“When Jesus saw their faith,” the gospel narrates, “he said
to the paralytic, ‘Courage, child, your sins are forgiven.’” Christ
said this before he went to cure the man of his paralysis. He cured
the man to prove to the unbelieving Jews that he was truly the
Redeemer, and as such can do extraordinary cures. And he cured the man
precisely because of their faith, that is, their belief that Christ
was truly the expected Redeemer.
Nowadays, many people claim that miracles do not happen
anymore. They say miracles only took place in the distant past, the
time of the gospel when Christ went around in the land of Judea and
Galilee. But now, miracles are considered obsolete, if not an anomaly.
This is like saying that Christ, the son of God who became
man, has ceased intervening in our lives, that he was purely a
historical man, subject to time and space, and that after death, he is
simply no more, completely wrapped in the spiritual world, if ever
that exists, and that he has no immediate and tangible impact on our
lives.
The problem we have is that we lack faith. It is this
deficiency that disables us to see a deeper and richer reality that is
beyond what we simply see, touch and understand. It is this deficiency
that prevents us from asking for some miracles in some difficult
situations we can find ourselves in, and from experiencing them.
Remember that time when Christ was pursued by two blind men
(cfr Mt 9,27-31). They shouted, “Lord, have pity on us.” But Christ
asked them if they have faith. “Do you believe that I can do this?”
“Yes, Lord,” they immediately replied. Then Christ told them, “Let it
be done to you according to your faith.” And they were cured.
In all the other miraculous cures narrated in the gospel,
faith plays a very crucial role. The woman who was cured of her
hemorrhage was also commended by Christ because of her faith. “Be of
good heart, daughter, your faith has made you whole…” (Mt 9,22)
The same with the blind man, Bartimaeus, and the father of
the possessed boy who in his great distress told our Lord earnestly,
“I believe, but help my unbelief.”
Besides the lack of faith, many of us have come to associate
miracles with big, extraordinary things. Unless a blind man sees
again, or a lame starts to walk, or a dead rises to life again, people
nowadays say there can be no miracles taking place.

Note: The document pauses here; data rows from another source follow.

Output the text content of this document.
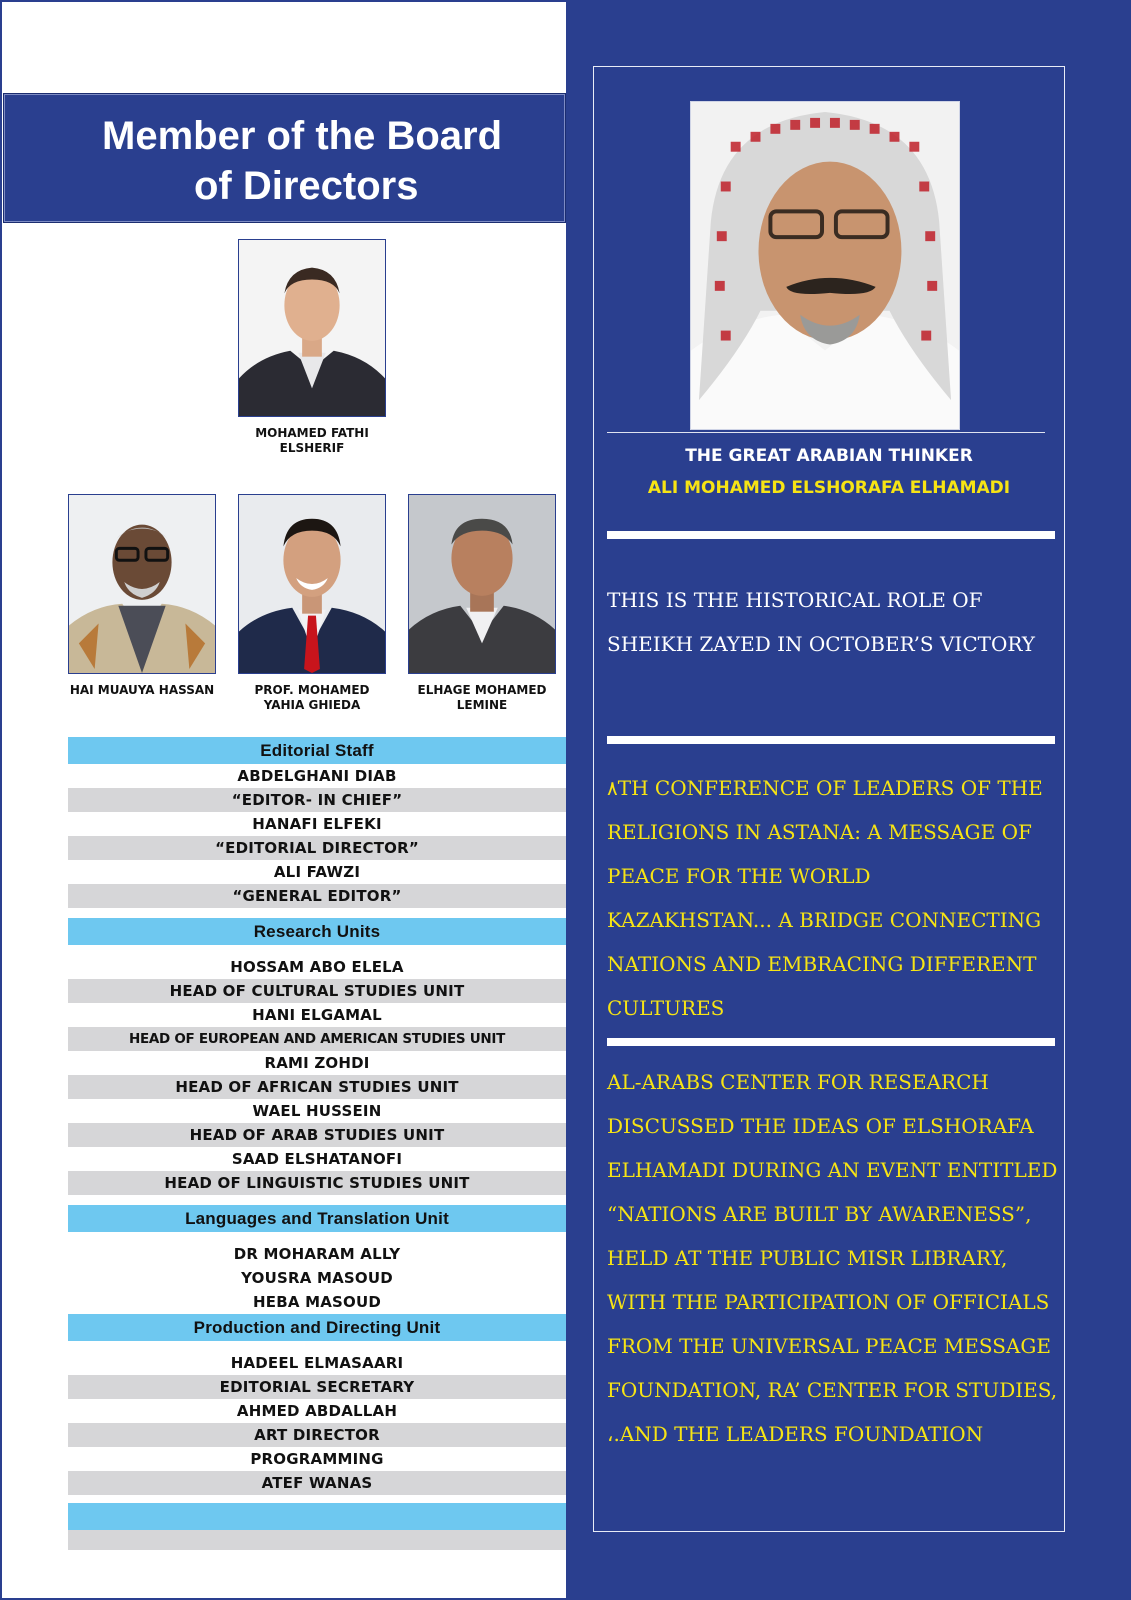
Member of the Board
of Directors
MOHAMED FATHI
ELSHERIF
HAI MUAUYA HASSAN	PROF. MOHAMED
YAHIA GHIEDA
ELHAGE MOHAMED
LEMINE
Editorial Staff
ABDELGHANI DIAB
“EDITOR- IN CHIEF”
HANAFI ELFEKI
“EDITORIAL DIRECTOR”
ALI FAWZI
“GENERAL EDITOR”
Research Units
HOSSAM ABO ELELA
HEAD OF CULTURAL STUDIES UNIT
HANI ELGAMAL
HEAD OF EUROPEAN AND AMERICAN STUDIES UNIT
RAMI ZOHDI
HEAD OF AFRICAN STUDIES UNIT
WAEL HUSSEIN
HEAD OF ARAB STUDIES UNIT
SAAD ELSHATANOFI
HEAD OF LINGUISTIC STUDIES UNIT
Languages and Translation Unit
DR MOHARAM ALLY
YOUSRA MASOUD
HEBA MASOUD
Production and Directing Unit
HADEEL ELMASAARI
EDITORIAL SECRETARY
AHMED ABDALLAH
ART DIRECTOR
PROGRAMMING
ATEF WANAS
THE GREAT ARABIAN THINKER
ALI MOHAMED ELSHORAFA ELHAMADI
THIS IS THE HISTORICAL ROLE OF
SHEIKH ZAYED IN OCTOBER’S VICTORY
٨TH CONFERENCE OF LEADERS OF THE
RELIGIONS IN ASTANA: A MESSAGE OF
PEACE FOR THE WORLD
KAZAKHSTAN... A BRIDGE CONNECTING
NATIONS AND EMBRACING DIFFERENT
CULTURES
AL-ARABS CENTER FOR RESEARCH
DISCUSSED THE IDEAS OF ELSHORAFA
ELHAMADI DURING AN EVENT ENTITLED
“NATIONS ARE BUILT BY AWARENESS”,
HELD AT THE PUBLIC MISR LIBRARY,
WITH THE PARTICIPATION OF OFFICIALS
FROM THE UNIVERSAL PEACE MESSAGE
FOUNDATION, RA’ CENTER FOR STUDIES,
،.AND THE LEADERS FOUNDATION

It is faith that lets us enter into the spiritual and
supernatural world and see many miracles around. It brings us to share
in God’s wisdom and power. Remember those stirring words of Christ:
“If you have faith as a grain of mustard seed, you shall say to this
mountain, Remove from there, and it shall remove, and nothing shall be
impossible to you.” ((Mt 17,20)
Without faith, in spite of our keenest intelligence, we will
miss much of the more important aspects of our life as we would only
be restricted to the here and now, the material and the temporal.